Quan Yuhui, Wu Zicong, Xu Ruotao, Ji Hui
IEEE Trans Pattern Anal Mach Intell. 2024 Dec;46(12):11361-11377. doi: 10.1109/TPAMI.2024.3457856. Epub 2024 Nov 6.
This paper proposes an end-to-end deep learning approach for removing defocus blur from a single defocused image. Defocus blur is a common issue in digital photography that poses a challenge due to its spatially-varying and large blurring effect. The proposed approach addresses this challenge by employing a pixel-wise Gaussian kernel mixture (GKM) model to accurately yet compactly parameterize spatially-varying defocus point spread functions (PSFs), which is motivated by the isotropy in defocus PSFs. We further propose a grouped GKM (GGKM) model that decouples the coefficients in GKM, so as to improve the modeling accuracy with an economic manner. Afterward, a deep neural network called GGKMNet is then developed by unrolling a fixed-point iteration process of GGKM-based image deblurring, which avoids the efficiency issues in existing unrolling DNNs. Using a lightweight scale-recurrent architecture with a coarse-to-fine estimation scheme to predict the coefficients in GGKM, the GGKMNet can efficiently recover an all-in-focus image from a defocused one. Such advantages are demonstrated with extensive experiments on five benchmark datasets, where the GGKMNet outperforms existing defocus deblurring methods in restoration quality, as well as showing advantages in terms of model complexity and computational efficiency.

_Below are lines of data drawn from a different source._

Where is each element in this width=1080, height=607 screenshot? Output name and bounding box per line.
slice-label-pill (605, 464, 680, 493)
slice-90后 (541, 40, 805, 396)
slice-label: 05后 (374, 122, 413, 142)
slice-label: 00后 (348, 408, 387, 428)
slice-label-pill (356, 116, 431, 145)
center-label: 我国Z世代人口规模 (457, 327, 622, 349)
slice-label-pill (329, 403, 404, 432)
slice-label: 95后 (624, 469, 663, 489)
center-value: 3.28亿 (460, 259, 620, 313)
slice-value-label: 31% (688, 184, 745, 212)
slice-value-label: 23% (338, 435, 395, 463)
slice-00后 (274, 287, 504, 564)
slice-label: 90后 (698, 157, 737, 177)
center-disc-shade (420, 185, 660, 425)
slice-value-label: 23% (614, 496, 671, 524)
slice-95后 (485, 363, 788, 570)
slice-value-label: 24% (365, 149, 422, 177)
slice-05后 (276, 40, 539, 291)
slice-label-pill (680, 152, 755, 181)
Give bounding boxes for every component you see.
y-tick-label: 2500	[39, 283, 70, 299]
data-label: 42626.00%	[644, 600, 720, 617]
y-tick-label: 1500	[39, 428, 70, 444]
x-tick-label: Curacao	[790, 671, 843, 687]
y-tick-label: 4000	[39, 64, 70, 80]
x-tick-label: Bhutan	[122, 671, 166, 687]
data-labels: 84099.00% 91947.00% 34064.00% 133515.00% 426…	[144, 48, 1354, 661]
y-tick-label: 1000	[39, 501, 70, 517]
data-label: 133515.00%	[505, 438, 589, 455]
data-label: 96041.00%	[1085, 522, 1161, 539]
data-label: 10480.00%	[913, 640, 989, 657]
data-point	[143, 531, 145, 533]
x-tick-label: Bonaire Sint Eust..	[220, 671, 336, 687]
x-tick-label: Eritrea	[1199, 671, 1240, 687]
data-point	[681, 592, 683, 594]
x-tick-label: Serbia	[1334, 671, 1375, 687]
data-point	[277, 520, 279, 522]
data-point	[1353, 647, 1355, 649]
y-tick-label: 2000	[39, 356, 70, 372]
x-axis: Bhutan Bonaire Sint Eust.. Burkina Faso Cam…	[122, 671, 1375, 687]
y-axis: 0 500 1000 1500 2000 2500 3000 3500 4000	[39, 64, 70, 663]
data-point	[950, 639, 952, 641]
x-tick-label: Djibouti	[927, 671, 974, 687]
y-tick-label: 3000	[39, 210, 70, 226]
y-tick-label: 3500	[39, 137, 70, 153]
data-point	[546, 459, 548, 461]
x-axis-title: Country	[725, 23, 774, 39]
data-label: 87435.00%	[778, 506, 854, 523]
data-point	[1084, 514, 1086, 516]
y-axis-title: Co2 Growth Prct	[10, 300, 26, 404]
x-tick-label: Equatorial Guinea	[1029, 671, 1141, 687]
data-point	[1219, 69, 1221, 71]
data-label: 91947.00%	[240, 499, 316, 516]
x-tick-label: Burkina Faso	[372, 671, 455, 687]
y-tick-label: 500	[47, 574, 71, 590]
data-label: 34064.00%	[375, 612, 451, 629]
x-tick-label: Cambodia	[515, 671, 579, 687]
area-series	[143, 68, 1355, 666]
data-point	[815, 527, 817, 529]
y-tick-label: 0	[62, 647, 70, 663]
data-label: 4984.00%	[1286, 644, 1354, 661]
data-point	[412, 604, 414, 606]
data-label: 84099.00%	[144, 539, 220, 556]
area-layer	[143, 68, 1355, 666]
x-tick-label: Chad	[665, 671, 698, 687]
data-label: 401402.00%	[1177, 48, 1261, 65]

本文提出了一种用于从单张散焦图像中去除散焦模糊的端到端深度学习方法。散焦模糊是数字摄影中的一个常见问题,由于其空间变化和大的模糊效果而构成挑战。所提出的方法通过采用逐像素高斯核混合(GKM)模型来准确而紧凑地参数化空间变化的散焦点扩散函数(PSF),这是受散焦PSF中的各向同性启发。我们进一步提出了一种分组GKM(GGKM)模型,该模型将GKM中的系数解耦,从而以经济的方式提高建模精度。随后,通过展开基于GGKM的图像去模糊的定点迭代过程,开发了一个名为GGKMNet的深度神经网络,这避免了现有展开式深度神经网络中的效率问题。GGKMNet使用具有从粗到细估计方案的轻量级尺度循环架构来预测GGKM中的系数,能够从散焦图像中有效地恢复全聚焦图像。在五个基准数据集上进行的广泛实验证明了这些优势,其中GGKMNet在恢复质量方面优于现有的散焦去模糊方法,并且在模型复杂性和计算效率方面也显示出优势。